- Born: Urszula Lucia Koszut 13 December 1940 Pszczyna, Poland
- Died: 27 September 2023 (aged 82) Warsaw, Poland
- Occupation: Opera singer
- Children: 1

= Urszula Koszut =

Urszula Lucia Koszut (13 December 1940 – 27 September 2023) was a Polish operatic soprano. She made her debut in 1966 and did so professionally the following year at the Stuttgart Opera in Germany until 1969. Koszut was a performer at the Hamburg State Opera and then at the Vienna State Opera from 1973 to 1979. She performed in the opera houses of Europe and North America and sang soprano parts in the oratorio-cantata repertoire of Johann Sebastian Bach, Wolfgang Amadeus Mozart and Johannes Brahms.

== Early life ==
Koszut was born on 13 December 1940 in the town of Pszczyna, Poland. Her father was from Hungary, and she had an older sister. After graduating from primary school, Koszut attended the music high school in Bielsko-Biała, studying the flute. Koszut studied at the State Higher School of Music in Katowice under the supervision of Irena Lewińska, then with Maria Eichler-Cholewa from 1964 to 1966 and Bogdan Ruśkiewicz.

== Career ==
In 1966, she made her debut as Musetta in Giacomo Puccini's La bohème at the Grand Theatre, Warsaw. The following year, Koszut traveled abroad and began her professional career performing the title role of Miss Lucia in Gaetano Donizetti's Lucia di Lammermoor at the Stuttgart Opera in Germany. She remained with the Stuttgart Opera until 1969, performing in Violetta in Giuseppe Verdi's La traviata, and three parts in Jacques Offenbach's The Tales of Hoffman. Koszut had her debut in the United States as Norina in Donizetti's Don Pasquale in New Orleans in 1969. From 1970 to 1973, she spent three years singing at the Hamburg State Opera. Koszut went on to sing The Queen of the Night in Wolfgang Amadeus Mozart's The Magic Flute at the Glyndebourne Festival Opera in 1970, Zerbinetta in Amsterdam, Oscar in Chicago in 1972, Mimì in Puccini's La bohème in Toronto in 1972 and Violetta for the Scottish Opera in 1973. She sung at the Vienna State Opera from 1973 to 1979. Koszut sang in Ludwig van Beethoven's Symphony No. 9 under the conductor Rudolf Kempe in 1974.
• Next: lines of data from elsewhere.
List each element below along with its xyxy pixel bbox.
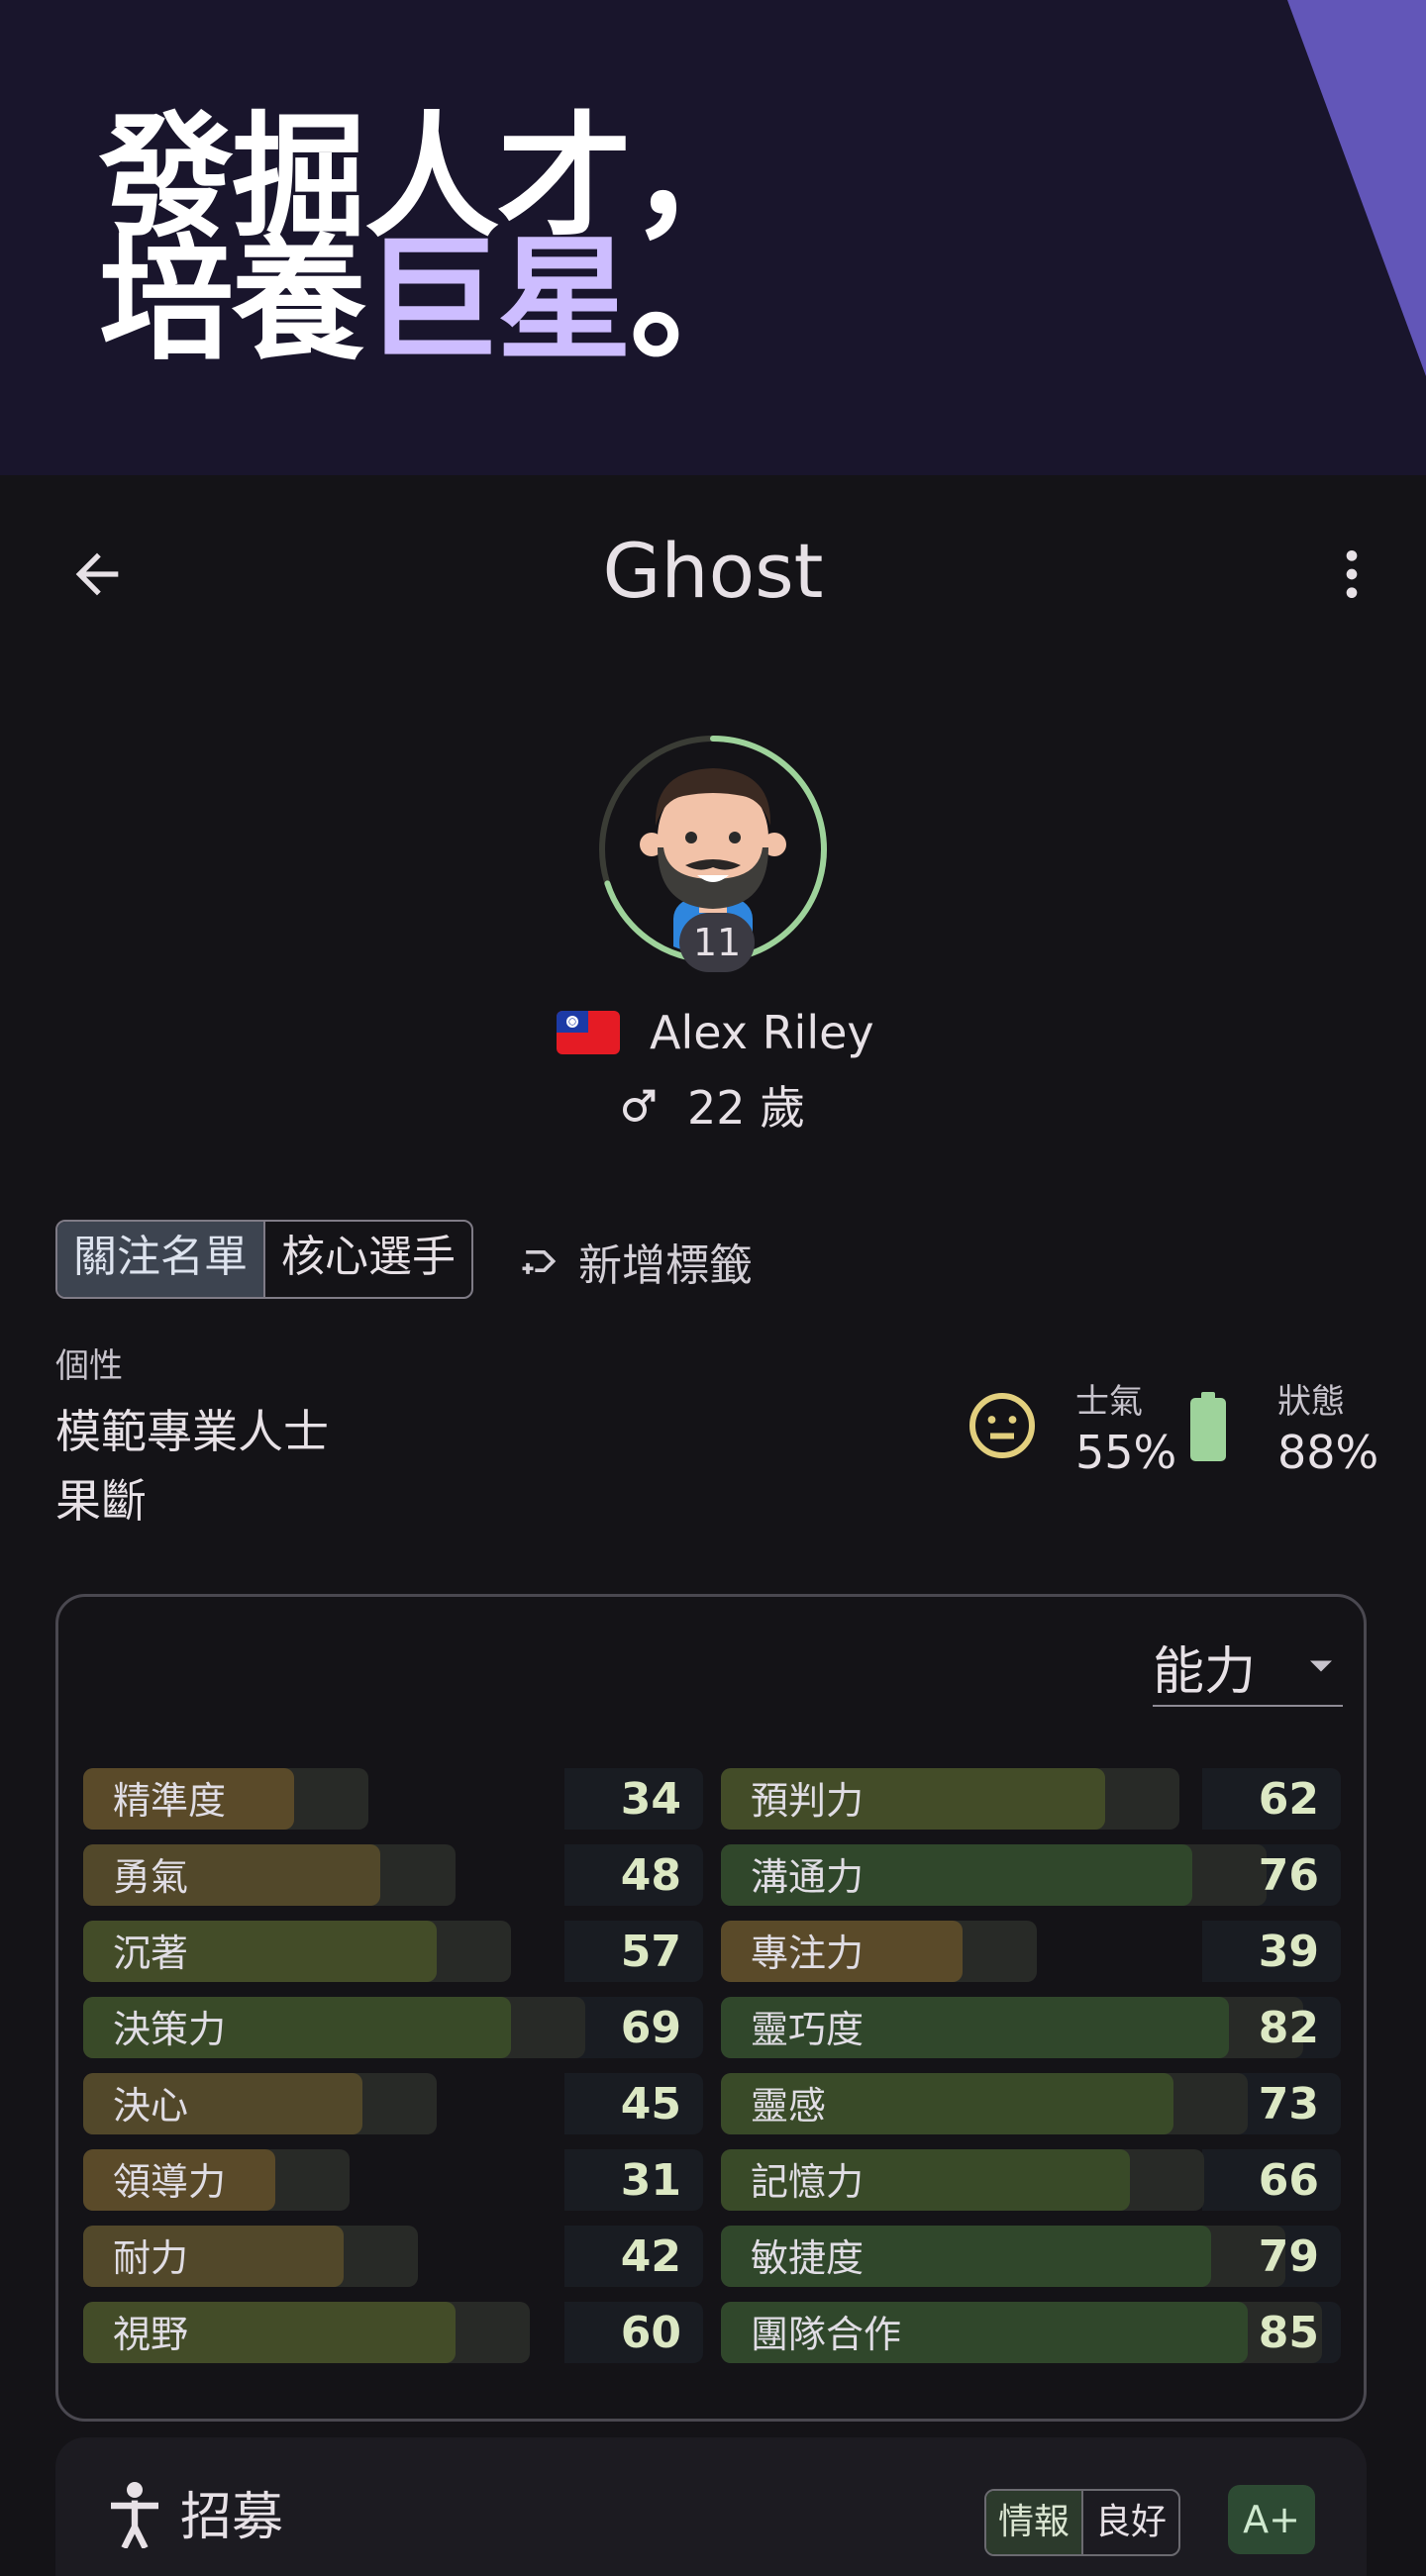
personality-trait: 模範專業人士	[55, 1405, 329, 1458]
attribute-row: 領導力 31	[83, 2149, 703, 2211]
attribute-label: 精準度	[113, 1779, 227, 1823]
attribute-row: 沉著 57	[83, 1921, 703, 1982]
add-tag-label: 新增標籤	[578, 1240, 753, 1291]
more-options-button[interactable]	[1317, 535, 1386, 614]
attribute-label: 溝通力	[751, 1855, 865, 1899]
attribute-value: 34	[620, 1774, 681, 1825]
attribute-value: 42	[620, 2231, 681, 2282]
tag-core-player[interactable]: 核心選手	[263, 1222, 471, 1297]
more-vert-icon	[1346, 550, 1358, 598]
attribute-row: 靈巧度 82	[721, 1997, 1341, 2058]
grade-badge: A+	[1228, 2485, 1315, 2554]
attribute-value: 73	[1258, 2079, 1319, 2130]
attribute-row: 靈感 73	[721, 2073, 1341, 2134]
attribute-value: 69	[620, 2003, 681, 2053]
condition-label: 狀態	[1277, 1382, 1345, 1422]
attribute-value: 48	[620, 1850, 681, 1901]
attribute-label: 專注力	[751, 1932, 865, 1975]
attribute-label: 領導力	[113, 2160, 227, 2204]
attribute-label: 耐力	[113, 2236, 189, 2280]
attribute-row: 決心 45	[83, 2073, 703, 2134]
attribute-value: 31	[620, 2155, 681, 2206]
promo-banner: 發掘人才， 培養巨星。	[0, 0, 1426, 475]
tag-watchlist[interactable]: 關注名單	[57, 1222, 263, 1297]
scouting-chip: 情報 良好	[984, 2489, 1181, 2556]
attribute-row: 記憶力 66	[721, 2149, 1341, 2211]
recruit-label: 招募	[180, 2488, 284, 2547]
neutral-face-icon	[969, 1393, 1035, 1458]
attribute-row: 專注力 39	[721, 1921, 1341, 1982]
attribute-label: 團隊合作	[751, 2313, 902, 2356]
attribute-category-dropdown[interactable]: 能力	[1153, 1628, 1343, 1707]
attribute-value: 45	[620, 2079, 681, 2130]
personality-trait: 果斷	[55, 1474, 147, 1528]
attribute-value: 79	[1258, 2231, 1319, 2282]
attribute-row: 精準度 34	[83, 1768, 703, 1830]
male-icon	[623, 1089, 656, 1122]
tag-group: 關注名單 核心選手	[55, 1220, 473, 1299]
attribute-row: 預判力 62	[721, 1768, 1341, 1830]
attribute-label: 視野	[113, 2313, 189, 2356]
attribute-row: 團隊合作 85	[721, 2302, 1341, 2363]
attribute-label: 勇氣	[113, 1855, 189, 1899]
new-label-icon	[522, 1250, 557, 1274]
attribute-value: 85	[1258, 2308, 1319, 2358]
headline-accent: 巨星	[364, 223, 632, 379]
attribute-label: 靈巧度	[751, 2008, 865, 2051]
battery-icon	[1190, 1392, 1226, 1461]
attribute-label: 決心	[113, 2084, 189, 2128]
player-age-row: 22 歲	[620, 1073, 805, 1137]
attribute-label: 敏捷度	[751, 2236, 865, 2280]
attribute-row: 敏捷度 79	[721, 2226, 1341, 2287]
scouting-chip-label: 情報	[986, 2491, 1082, 2554]
player-age: 22 歲	[687, 1081, 806, 1135]
attribute-label: 沉著	[113, 1932, 189, 1975]
attribute-value: 57	[620, 1927, 681, 1977]
banner-stripe	[1287, 0, 1426, 376]
banner-headline: 發掘人才， 培養巨星。	[99, 100, 764, 368]
attribute-value: 66	[1258, 2155, 1319, 2206]
attribute-value: 76	[1258, 1850, 1319, 1901]
headline-plain: 培養	[99, 223, 366, 379]
morale-value: 55%	[1075, 1426, 1177, 1479]
headline-line-1: 發掘人才，	[99, 100, 764, 256]
jersey-number-badge: 11	[679, 913, 755, 972]
attribute-value: 82	[1258, 2003, 1319, 2053]
scouting-chip-value: 良好	[1081, 2491, 1178, 2554]
attribute-label: 預判力	[751, 1779, 865, 1823]
attribute-row: 勇氣 48	[83, 1844, 703, 1906]
morale-label: 士氣	[1075, 1382, 1143, 1422]
attribute-value: 62	[1258, 1774, 1319, 1825]
attribute-row: 視野 60	[83, 2302, 703, 2363]
attribute-row: 溝通力 76	[721, 1844, 1341, 1906]
attribute-label: 靈感	[751, 2084, 827, 2128]
dropdown-arrow-icon	[1310, 1660, 1332, 1672]
personality-label: 個性	[55, 1346, 123, 1386]
attribute-label: 記憶力	[751, 2160, 865, 2204]
dropdown-selected-label: 能力	[1153, 1641, 1257, 1702]
add-tag-button[interactable]: 新增標籤	[517, 1226, 753, 1297]
headline-line-2: 培養巨星。	[99, 234, 764, 368]
attribute-row: 耐力 42	[83, 2226, 703, 2287]
attribute-value: 39	[1258, 1927, 1319, 1977]
page-title: Ghost	[602, 527, 824, 615]
app-bar: Ghost	[0, 475, 1426, 669]
attribute-label: 決策力	[113, 2008, 227, 2051]
condition-value: 88%	[1277, 1426, 1379, 1479]
attribute-row: 決策力 69	[83, 1997, 703, 2058]
person-recruit-icon	[111, 2482, 158, 2548]
player-name: Alex Riley	[650, 1006, 874, 1059]
attribute-value: 60	[620, 2308, 681, 2358]
player-name-row: Alex Riley	[557, 1000, 874, 1065]
taiwan-flag-icon	[557, 1011, 620, 1054]
headline-end: 。	[630, 223, 764, 379]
Her repertory included more soprano roles in the oratorio-cantata repertoire of Johann Sebastian Bach, Mozart, Johannes Brahms as Gilda, Aminta in Die schweigsame Frau, Despina in Mozart's Così fan tutte, Konstanze in Die Entführung aus dem Serail, in Konin der Nacht in The Magic Flute, Electra in Idomeneo, Konstanze and Countess Almaviva, which she sang at Covent Garden in 1982, Fiakermilli in Richard Strauss's Arabella and Zerbinetta in Ariadne auf Naxos, Marguerite in Charles Gounod's Faust, Mélisande in Claude Debussy's Pelléas et Mélisande, Solo in Carl Orff's Carmina Burana, Regina in Paul Hindemith's Mathis der Maler, Oscar in Verdi's Un ballo in maschera, Donna Elvira in Ernani, Nannetta in Falstaff, Gilda in Rigoletto, and Elena in I vespri siciliani. She was also Frau Fluth in Otto Nicolai's The Merry Wives of Windsor, Philippe in Krzysztof Penderecki's The Devils of Loudun and Imogene in Vincenzo Bellini's Il pirata. Koszut also performed the roles of the Countess de la Roche in Bernd Alois Zimmermann's Die Soldaten and the title role of Ferdinando Paer's Leonora. She also performed at the opera houses in Basel, Berlin, Chicago, Cologne, Geneva, Genoa, Houston, Lisbon, Munich, Ottawa, Paris, Portland, Rome, San Francisco, Venice.

She appeared in the world premieres such as in Mauricio Kagel's Staatstheater in 1971 and as Miss Price in Walter Steffens's Under Milk Wood in 1973. Some of Koszut's performances were recorded on radio and television recordings in Poland and Germany and recorded albums for such labels as Decca Records, Deutsche Grammophon and EMI. She taught voice and coached repertoire. Koszut specialised in German romantic lieder and the songs of Polish composers.

== Personal life ==
She was married twice. Koszut's second husband was the opera conductor Gerhard Geist. Koszut had a child in her first marriage to Andrzej Okruta. She died on 27 September 2023 in Warsaw after a lengthy illness. Koszut's funeral took place at the All Saints Church in Pszczyna on 13 October 2023.